Seniors have already been burned by false promises of private sector participation in the failed Medicare+Choice program. In 1997, eight Medicare HMOs covered more than 100,000 Maryland seniors. By 2002, all had abandoned our state, taking with them the drug benefits that had enticed seniors to leave traditional Medicare in the first place.
To protect seniors from private insurers pulling out of the prescription drug market, the Senate bill includes a "fallback" provision. If at least two plans do not enter a region, the government would offer them more money to induce participation. Only if efforts failed to enlist two participating plans would government provide a fallback option that would vanish as soon as private plans entered the market again.
But the Senate's fallback provision is less than satisfactory. Instead, seniors need a true fallback, one that would offer each beneficiary the option of a guaranteed benefit, with a monthly premium, deductible and co-pay set by law.

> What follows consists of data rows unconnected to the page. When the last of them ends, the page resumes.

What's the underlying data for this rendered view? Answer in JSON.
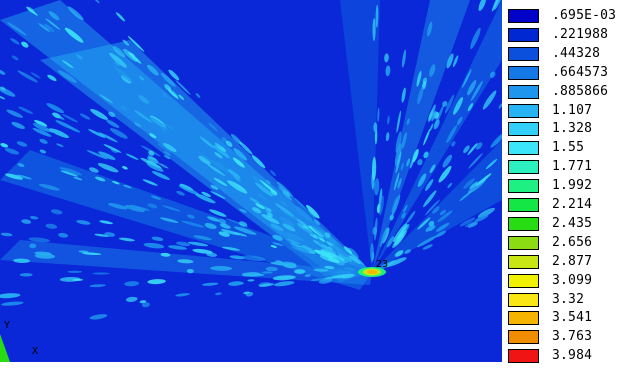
{
  "plot": {
    "background_color": "#0a28d8",
    "labels": {
      "node_label": "23",
      "axis_y": "Y",
      "axis_x": "X"
    }
  },
  "legend": {
    "items": [
      {
        "label": ".695E-03",
        "color": "#0000c8"
      },
      {
        "label": ".221988",
        "color": "#0028d2"
      },
      {
        "label": ".44328",
        "color": "#0a50dc"
      },
      {
        "label": ".664573",
        "color": "#1478e6"
      },
      {
        "label": ".885866",
        "color": "#1e96ee"
      },
      {
        "label": "1.107",
        "color": "#28b4f4"
      },
      {
        "label": "1.328",
        "color": "#32cff8"
      },
      {
        "label": "1.55",
        "color": "#3ce6fa"
      },
      {
        "label": "1.771",
        "color": "#2cf0c0"
      },
      {
        "label": "1.992",
        "color": "#1ef082"
      },
      {
        "label": "2.214",
        "color": "#14e646"
      },
      {
        "label": "2.435",
        "color": "#28dc14"
      },
      {
        "label": "2.656",
        "color": "#8cdc14"
      },
      {
        "label": "2.877",
        "color": "#c8e614"
      },
      {
        "label": "3.099",
        "color": "#f0f000"
      },
      {
        "label": "3.32",
        "color": "#fae614"
      },
      {
        "label": "3.541",
        "color": "#f5b400"
      },
      {
        "label": "3.763",
        "color": "#f08c00"
      },
      {
        "label": "3.984",
        "color": "#f01414"
      }
    ]
  }
}
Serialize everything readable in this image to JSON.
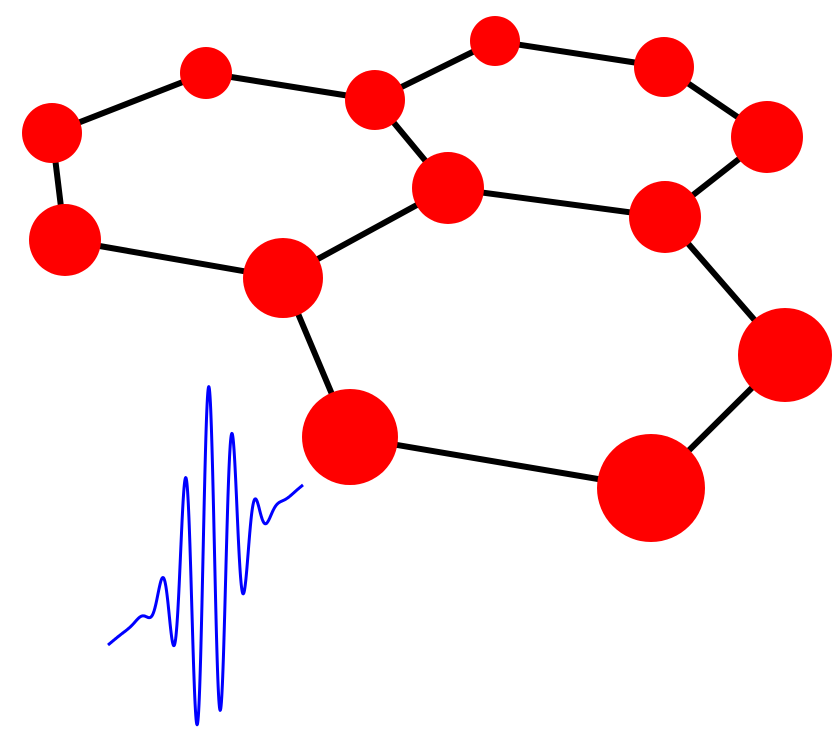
{
  "diagram": {
    "colors": {
      "background": "#ffffff",
      "atom": "#ff0000",
      "bond": "#000000",
      "wave": "#0000ff"
    },
    "atoms": [
      {
        "id": "a1"
      },
      {
        "id": "a2"
      },
      {
        "id": "a3"
      },
      {
        "id": "a4"
      },
      {
        "id": "a5"
      },
      {
        "id": "a6"
      },
      {
        "id": "a7"
      },
      {
        "id": "a8"
      },
      {
        "id": "a9"
      },
      {
        "id": "a10"
      },
      {
        "id": "a11"
      },
      {
        "id": "a12"
      },
      {
        "id": "a13"
      },
      {
        "id": "a14"
      }
    ],
    "bonds": [
      [
        "a1",
        "a2"
      ],
      [
        "a2",
        "a3"
      ],
      [
        "a3",
        "a4"
      ],
      [
        "a4",
        "a5"
      ],
      [
        "a5",
        "a6"
      ],
      [
        "a6",
        "a1"
      ],
      [
        "a3",
        "a7"
      ],
      [
        "a7",
        "a8"
      ],
      [
        "a8",
        "a9"
      ],
      [
        "a9",
        "a10"
      ],
      [
        "a10",
        "a4"
      ],
      [
        "a5",
        "a11"
      ],
      [
        "a11",
        "a12"
      ],
      [
        "a12",
        "a13"
      ],
      [
        "a13",
        "a14"
      ],
      [
        "a14",
        "a10"
      ]
    ],
    "wave": {
      "description_visible": false
    }
  }
}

In addition, government subsidy of any benefit must be sufficient to encourage widespread participation and avoid adverse selection. The Senate bill spends about $380 billion over 10 years, which is not enough to provide seniors with continuous coverage. The Senate bill would suspend coverage after $4,500 in annual drug costs are incurred and not resume coverage until the beneficiary reached $5,800 in drug costs that year. Many seniors will not want to pay premiums for a plan that has such a break in coverage.
Finally, it is essential that any proposal provide a benefit that can be expanded and modified as needs dictate. However, under the Senate plan, there is no legislative formula to account for increased costs, and private insurance plans that continue to offer the benefit are more likely to reduce their benefits over time, particularly if the government subsidy remains constant and drug costs increase.
In the past, we've seen what happens to benefits that are defined only by dollars and cents in the private market. Seniors need a reliable benefit that is guaranteed under the Medicare program and is not dependent on the profit margins of private insurance plans.
Benjamin L. Cardin represents Maryland's 3rd Congressional District in the House of Representatives.